The first skill you will need is a hardworking ethic, (if you have this it will provide you with a job and money), and the drive to work on your homestead in the evenings and on weekends to create your dream. The second is the ability to learn as you go, and the third is to pay as you go.
When looking for raw land here are some biggies to consider;
1. Usability~ how much land is flat or rolling hill and usable, how much is unusable, ie. on a steep hillside or deep ravine. How much do you need, even A small yard can be well laid out as a mini homestead.
2. Water ~ you must have water, or know you can put in a well or hook up to city water, or a community well. Look up the well logs of surrounding homes, this will show you what the average depth of the wells. Water is Important!
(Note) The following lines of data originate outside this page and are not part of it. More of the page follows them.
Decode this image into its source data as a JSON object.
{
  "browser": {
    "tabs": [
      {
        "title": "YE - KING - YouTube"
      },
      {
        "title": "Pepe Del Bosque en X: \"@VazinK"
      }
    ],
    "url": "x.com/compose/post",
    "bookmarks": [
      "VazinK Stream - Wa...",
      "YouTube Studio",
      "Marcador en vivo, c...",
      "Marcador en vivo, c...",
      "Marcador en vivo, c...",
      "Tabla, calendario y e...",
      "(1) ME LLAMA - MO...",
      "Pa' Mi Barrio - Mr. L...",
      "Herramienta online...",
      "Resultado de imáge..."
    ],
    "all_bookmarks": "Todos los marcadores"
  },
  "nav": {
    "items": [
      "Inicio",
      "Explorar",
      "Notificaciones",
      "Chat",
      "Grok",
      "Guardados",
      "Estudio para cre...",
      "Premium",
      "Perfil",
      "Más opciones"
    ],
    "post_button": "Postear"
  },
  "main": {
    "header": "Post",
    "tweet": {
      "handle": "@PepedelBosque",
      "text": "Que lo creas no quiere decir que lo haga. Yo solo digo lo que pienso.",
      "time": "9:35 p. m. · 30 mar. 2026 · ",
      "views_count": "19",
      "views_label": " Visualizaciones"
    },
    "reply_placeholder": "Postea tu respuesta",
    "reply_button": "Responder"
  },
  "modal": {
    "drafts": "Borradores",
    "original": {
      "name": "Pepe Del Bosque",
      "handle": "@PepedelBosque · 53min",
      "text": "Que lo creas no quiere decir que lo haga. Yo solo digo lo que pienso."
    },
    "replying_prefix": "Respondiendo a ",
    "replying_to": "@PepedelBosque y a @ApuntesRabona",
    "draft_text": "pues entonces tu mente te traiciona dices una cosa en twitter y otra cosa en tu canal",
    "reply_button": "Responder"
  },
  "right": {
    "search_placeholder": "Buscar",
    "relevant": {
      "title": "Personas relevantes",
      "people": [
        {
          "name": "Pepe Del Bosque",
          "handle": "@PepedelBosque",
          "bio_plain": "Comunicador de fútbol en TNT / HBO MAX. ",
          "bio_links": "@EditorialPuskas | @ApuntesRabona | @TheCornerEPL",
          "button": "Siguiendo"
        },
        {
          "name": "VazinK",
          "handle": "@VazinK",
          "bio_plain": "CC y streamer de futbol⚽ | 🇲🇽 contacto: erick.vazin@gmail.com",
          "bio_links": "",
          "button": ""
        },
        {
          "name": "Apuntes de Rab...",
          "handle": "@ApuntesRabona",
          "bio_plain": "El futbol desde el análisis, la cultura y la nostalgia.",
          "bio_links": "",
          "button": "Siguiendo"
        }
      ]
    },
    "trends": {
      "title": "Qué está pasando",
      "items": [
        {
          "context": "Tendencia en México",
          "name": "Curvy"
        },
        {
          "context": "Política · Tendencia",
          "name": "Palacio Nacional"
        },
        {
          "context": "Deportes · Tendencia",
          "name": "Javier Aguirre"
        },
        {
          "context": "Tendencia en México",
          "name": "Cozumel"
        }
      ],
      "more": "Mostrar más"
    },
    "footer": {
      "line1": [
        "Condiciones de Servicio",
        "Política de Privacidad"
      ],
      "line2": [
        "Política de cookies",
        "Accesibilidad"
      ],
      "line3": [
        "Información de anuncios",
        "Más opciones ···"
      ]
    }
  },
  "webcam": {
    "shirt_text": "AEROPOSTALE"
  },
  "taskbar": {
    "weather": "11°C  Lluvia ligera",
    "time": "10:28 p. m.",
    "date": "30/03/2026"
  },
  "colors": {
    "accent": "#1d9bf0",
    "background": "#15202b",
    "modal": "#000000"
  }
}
3. Septic ~ Does the land perk to put in a septic system. There are different types of drain field designs that work for a variety of situations.
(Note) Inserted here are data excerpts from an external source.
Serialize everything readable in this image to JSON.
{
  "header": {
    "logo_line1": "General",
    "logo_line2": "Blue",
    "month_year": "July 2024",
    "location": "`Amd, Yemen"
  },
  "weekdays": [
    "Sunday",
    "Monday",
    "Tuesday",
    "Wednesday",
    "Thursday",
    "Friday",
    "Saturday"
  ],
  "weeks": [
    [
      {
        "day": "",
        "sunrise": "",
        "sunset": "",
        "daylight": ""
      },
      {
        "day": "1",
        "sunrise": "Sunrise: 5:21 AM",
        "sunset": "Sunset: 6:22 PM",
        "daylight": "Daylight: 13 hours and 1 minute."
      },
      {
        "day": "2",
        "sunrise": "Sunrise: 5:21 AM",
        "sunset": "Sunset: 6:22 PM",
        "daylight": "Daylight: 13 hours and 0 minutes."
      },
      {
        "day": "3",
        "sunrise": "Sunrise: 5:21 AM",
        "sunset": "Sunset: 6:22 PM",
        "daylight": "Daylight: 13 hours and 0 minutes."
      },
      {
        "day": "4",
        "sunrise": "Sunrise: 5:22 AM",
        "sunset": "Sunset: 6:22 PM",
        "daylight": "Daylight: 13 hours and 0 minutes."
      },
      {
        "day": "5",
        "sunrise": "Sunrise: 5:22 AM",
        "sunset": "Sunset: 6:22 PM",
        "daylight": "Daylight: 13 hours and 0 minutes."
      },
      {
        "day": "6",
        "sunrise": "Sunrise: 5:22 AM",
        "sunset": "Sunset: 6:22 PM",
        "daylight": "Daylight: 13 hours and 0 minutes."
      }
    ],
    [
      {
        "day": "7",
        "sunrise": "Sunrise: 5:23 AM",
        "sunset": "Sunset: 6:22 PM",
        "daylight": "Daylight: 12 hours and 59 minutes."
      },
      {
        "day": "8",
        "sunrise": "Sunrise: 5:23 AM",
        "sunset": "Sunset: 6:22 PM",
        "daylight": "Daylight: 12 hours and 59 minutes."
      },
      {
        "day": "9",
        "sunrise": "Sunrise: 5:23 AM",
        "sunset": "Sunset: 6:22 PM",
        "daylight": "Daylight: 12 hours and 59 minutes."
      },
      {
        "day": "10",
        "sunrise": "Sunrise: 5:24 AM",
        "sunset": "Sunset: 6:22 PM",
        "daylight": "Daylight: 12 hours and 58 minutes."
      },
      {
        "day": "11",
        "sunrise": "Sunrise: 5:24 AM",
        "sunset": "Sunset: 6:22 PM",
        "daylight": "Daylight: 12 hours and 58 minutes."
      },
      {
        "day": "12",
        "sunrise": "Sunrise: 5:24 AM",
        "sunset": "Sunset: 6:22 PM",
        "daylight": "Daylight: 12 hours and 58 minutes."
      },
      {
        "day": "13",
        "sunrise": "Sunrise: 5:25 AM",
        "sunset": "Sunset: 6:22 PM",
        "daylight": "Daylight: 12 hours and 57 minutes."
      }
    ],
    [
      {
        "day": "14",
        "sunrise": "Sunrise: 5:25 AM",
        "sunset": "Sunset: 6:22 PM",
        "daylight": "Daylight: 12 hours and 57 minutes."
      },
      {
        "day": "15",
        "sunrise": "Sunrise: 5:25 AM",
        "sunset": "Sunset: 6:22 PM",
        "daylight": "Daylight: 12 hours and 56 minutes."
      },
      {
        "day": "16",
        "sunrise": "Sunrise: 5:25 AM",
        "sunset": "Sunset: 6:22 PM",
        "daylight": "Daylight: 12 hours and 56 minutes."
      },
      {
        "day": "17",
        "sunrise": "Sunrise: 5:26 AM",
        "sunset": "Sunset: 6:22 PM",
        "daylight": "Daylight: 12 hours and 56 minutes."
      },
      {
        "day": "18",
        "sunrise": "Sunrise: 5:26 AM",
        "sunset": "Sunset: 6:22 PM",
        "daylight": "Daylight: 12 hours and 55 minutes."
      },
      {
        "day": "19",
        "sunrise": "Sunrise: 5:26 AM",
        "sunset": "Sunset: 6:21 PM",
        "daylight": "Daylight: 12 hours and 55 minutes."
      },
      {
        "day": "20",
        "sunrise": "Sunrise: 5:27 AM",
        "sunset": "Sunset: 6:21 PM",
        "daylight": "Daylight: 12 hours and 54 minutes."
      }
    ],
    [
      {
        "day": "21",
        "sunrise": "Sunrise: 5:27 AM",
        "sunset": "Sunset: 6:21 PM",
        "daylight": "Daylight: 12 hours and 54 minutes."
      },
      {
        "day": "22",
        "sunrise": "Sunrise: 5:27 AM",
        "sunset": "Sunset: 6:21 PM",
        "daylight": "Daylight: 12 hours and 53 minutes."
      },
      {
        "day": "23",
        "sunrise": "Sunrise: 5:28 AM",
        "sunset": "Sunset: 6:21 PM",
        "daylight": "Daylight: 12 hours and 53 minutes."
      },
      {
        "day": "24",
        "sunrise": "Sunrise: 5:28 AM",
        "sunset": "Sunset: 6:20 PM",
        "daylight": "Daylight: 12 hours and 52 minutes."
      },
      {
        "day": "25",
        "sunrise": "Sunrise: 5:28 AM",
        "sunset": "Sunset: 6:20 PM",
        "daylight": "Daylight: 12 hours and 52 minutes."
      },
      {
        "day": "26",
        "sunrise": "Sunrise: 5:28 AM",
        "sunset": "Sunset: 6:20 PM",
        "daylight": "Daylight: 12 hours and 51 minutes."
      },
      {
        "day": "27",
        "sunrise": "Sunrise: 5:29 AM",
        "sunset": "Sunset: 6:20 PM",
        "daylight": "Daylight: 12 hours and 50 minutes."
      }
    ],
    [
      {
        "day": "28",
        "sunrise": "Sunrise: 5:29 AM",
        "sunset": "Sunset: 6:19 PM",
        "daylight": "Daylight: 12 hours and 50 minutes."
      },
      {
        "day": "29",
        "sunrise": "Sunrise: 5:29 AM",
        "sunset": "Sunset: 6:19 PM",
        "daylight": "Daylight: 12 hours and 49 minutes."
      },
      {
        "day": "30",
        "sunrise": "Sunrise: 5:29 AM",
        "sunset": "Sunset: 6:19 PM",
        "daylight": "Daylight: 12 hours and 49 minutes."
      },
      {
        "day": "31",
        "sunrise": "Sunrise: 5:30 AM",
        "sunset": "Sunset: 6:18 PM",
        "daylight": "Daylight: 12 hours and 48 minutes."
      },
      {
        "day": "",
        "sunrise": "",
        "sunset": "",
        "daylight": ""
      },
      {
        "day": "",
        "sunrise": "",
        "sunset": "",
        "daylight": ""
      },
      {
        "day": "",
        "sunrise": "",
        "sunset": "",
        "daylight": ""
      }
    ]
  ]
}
4. Power ~ How far to hook up, is it close on the road, or are you planning to be off grid. How much will it cost to get power?
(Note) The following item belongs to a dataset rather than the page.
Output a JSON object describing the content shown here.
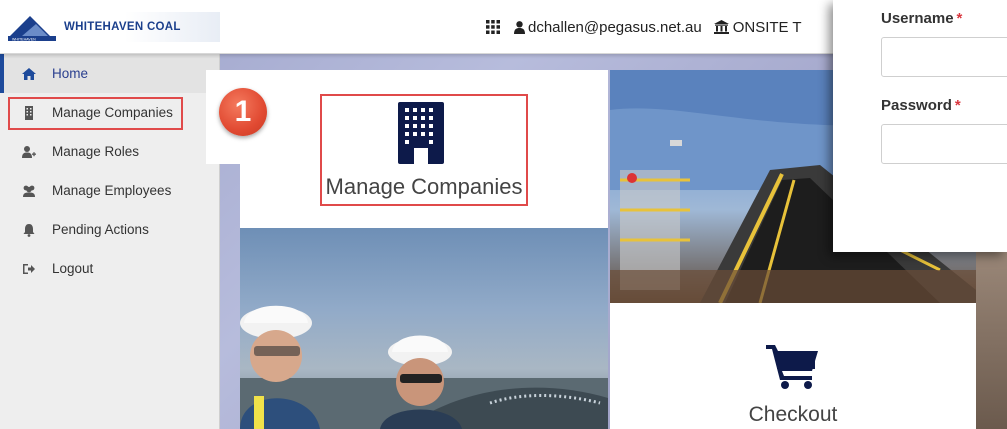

5. Sunlight ~ Southern Exposure or SW exposure is the best in my opinion, especially if you want to garden.
6. Trees ~ trees are a good thing, especially if you have enough to build your home with, along with enough to have a woodlot for firewood. We are lucky in the NW, there are lots of big trees.
7. Sloping hillsides are not good for drainage, if your home is situated on a hillside in the NW you will have drainage problems most likely.
8. High speed Internet, and cell phone service ~ This is important if it's necessary for your work. There are a lot of places in the country that do not have these services, and you will have to use a satellite dish.
I will probably think of more things and add to this list.
If you don't have the money to buy your land yet, keep working and saving. If you really need and want a loan, talk with a local lender, and see what kind of programs you might be able to qualify for. Usually you need to be at the same job or similar field for at least 2 years. Try not to have a car payment, or any big credit cards debts. Banks like to see people come in with good debt to income ratios, and car payments really through this off.
Vacant land typically needs 20% down, regular loans 3-5% down, some are even zero down. Remember you need to pay this back with interest, so what you qualify for, versus what you have planned to spend, may differ quite a bit. If you can buy through an owner contract, make sure you can pay it back within a few years, make it a priority.
If you are just starting off here some thoughts that may help. To really get a head start on saving money, live as cheaply as you can, work extra hard and save your money. Make more than your spend, try to save every extra dime, plan cheap or free entertainment. Live by the motto "Use it up, Wear it out, Make it do, Or do without".